The University of Warwick celebrates the successful harvest of "GODIVA" and ‘OLIVIA’ – two novel dry beans inspired by local cultural history.
Researchers at the University of Warwick have been working on ways to help UK farmers better serve public health using seed, soil and British sunshine. GODIVA is a blonde-coloured dry bean similar in size to a red kidney bean and named after the historical Coventry noblewoman, Lady Godiva. OLIVIA is a black bean named after a character from Shakespeare’s Twelfth Night.
This groundbreaking agricultural achievement is set to mark a new era in home-grown food production. UK farmers have not been able to grow dry beans because commercial varieties from North America are poorly adapted for reliable production. These two new varieties have been selected to thrive in an English summer for harvesting in early September.

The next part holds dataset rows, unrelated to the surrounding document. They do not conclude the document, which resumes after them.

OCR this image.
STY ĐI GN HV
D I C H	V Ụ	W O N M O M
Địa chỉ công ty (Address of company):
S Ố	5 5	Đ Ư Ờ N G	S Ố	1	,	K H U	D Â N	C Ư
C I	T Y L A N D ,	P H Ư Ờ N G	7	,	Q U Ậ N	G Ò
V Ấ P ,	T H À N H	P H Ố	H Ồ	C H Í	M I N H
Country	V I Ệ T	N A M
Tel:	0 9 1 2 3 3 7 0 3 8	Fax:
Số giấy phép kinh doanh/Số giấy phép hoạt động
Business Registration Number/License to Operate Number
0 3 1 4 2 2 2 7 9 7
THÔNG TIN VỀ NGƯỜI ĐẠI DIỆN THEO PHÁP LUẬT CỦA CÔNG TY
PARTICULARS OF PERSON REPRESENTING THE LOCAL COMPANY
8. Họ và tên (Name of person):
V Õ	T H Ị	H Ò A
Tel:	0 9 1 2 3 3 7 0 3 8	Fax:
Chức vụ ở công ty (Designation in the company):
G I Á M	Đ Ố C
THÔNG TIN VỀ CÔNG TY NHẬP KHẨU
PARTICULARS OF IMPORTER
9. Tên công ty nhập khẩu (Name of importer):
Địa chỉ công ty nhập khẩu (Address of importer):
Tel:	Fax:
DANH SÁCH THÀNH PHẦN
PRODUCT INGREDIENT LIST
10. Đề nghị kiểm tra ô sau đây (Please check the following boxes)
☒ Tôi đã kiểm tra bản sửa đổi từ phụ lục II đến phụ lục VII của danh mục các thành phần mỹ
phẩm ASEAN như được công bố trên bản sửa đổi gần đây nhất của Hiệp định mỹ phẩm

Professor Eric Holub from the University of Warwick Innovation Campus, Stratford-Upon-Avon: “Inspiring a future market for GODIVA has already begun in the midlands. We’ve been working with cooks and bakers to introduce this novel home-grown ingredient to communities in Coventry, and with school cooks in six primary school in Leicestershire”. The latter is as part of a multi-university project called BeanMeals funded by UKRI Transforming UK Food System programme.
“British farmers are growing good food. It’s absolutely essential for public health, but not sufficient. We need to add more diversity to the current offerings of food ingredients. GODIVA, OLIVIA and CAPULET are exciting because from new seed comes new ideas for changing our culture of food produced from British soil and sunshine.”
GODIVA and OLIVIA are in a second year of seed production trials by a commercial company on a farm in Lincolnshire, alongside CAPULET (which looks to a conventional navy bean used in Baked Beans). The University of Warwick harvest of seed from this year will be used by a local farmer to grow food of GODIVA and OLIVIA next summer.